Search code examples
pythonscikit-learnnlpcountvectorizer

How to apply weights to sentences in CountVectorizer (count each sentences tokens several times)


I'm using CountVectorizer to create a sparse matrix representation of a co-occurrence matrix.

I have a list of sentences, and I have another list (vector) of "weights" - the number of times I'd like each sentences tokens to be counted.

It's possible to create a list with each sentence repeated many times according to its relevant weight, but this is terribly inefficient and un-pythonic. Some of my weights are in the millions and up.

How can I efficiently tell CountVectorizer to use the weight vector I have?


Solution

  • As there's no way (that I could find) to apply weights to each sentence supplied to countvectorizer, it is possible to multiply the resulting sparse matrix.
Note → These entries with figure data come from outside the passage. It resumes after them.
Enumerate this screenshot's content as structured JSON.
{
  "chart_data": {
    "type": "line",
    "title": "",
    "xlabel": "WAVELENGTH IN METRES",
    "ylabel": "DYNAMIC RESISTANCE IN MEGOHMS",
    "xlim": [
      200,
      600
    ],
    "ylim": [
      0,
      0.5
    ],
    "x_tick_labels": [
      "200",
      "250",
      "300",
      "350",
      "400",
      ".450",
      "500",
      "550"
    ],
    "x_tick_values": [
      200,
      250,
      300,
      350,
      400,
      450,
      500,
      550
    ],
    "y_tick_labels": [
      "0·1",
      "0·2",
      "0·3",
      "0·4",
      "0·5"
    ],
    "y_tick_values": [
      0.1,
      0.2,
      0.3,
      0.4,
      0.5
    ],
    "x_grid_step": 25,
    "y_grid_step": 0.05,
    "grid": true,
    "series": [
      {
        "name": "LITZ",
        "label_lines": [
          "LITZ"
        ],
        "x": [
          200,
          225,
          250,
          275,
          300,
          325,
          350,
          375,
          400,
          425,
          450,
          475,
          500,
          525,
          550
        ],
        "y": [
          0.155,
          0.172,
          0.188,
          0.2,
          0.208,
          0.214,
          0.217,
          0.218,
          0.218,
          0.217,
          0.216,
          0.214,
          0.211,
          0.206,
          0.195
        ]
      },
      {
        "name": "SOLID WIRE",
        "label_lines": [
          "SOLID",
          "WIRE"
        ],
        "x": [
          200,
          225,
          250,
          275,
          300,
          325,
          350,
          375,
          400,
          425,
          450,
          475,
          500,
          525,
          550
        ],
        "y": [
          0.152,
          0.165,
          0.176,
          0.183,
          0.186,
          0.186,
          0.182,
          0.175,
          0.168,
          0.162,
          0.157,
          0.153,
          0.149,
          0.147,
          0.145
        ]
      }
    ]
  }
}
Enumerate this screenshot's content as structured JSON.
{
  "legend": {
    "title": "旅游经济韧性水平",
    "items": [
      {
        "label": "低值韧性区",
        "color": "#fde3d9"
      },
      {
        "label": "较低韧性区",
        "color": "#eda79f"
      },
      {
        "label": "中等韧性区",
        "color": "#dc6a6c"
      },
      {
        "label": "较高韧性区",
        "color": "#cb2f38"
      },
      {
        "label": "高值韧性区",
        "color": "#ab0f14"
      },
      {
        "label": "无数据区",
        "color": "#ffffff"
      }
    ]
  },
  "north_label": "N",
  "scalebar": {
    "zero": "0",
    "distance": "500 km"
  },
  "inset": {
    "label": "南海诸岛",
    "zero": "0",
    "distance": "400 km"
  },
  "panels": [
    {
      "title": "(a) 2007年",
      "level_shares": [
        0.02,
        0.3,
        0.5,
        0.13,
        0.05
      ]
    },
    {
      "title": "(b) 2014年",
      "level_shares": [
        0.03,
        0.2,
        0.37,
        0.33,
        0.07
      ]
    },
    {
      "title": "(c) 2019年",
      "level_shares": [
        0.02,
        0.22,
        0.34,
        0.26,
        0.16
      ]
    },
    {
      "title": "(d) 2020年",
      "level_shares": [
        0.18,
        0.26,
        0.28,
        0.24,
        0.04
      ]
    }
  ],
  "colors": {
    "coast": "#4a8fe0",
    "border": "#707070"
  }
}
    cv = CountVectorizer(lowercase = False, min_df=0.001, tokenizer = space_splitter)
    X = cv.fit_transform(all_strings)
    
    # Multiply the resulting sparse matrix by the weight (count) of each sentence.
    counts = scipy.sparse.diags(df.weight, 0)
    X = (X.T*counts).T
    Xc = (X.T * X) # create co-occurance matrix
    

    Notice the matrix you multiply by has to be a sparse matrix and the weights need to be in its diagonal.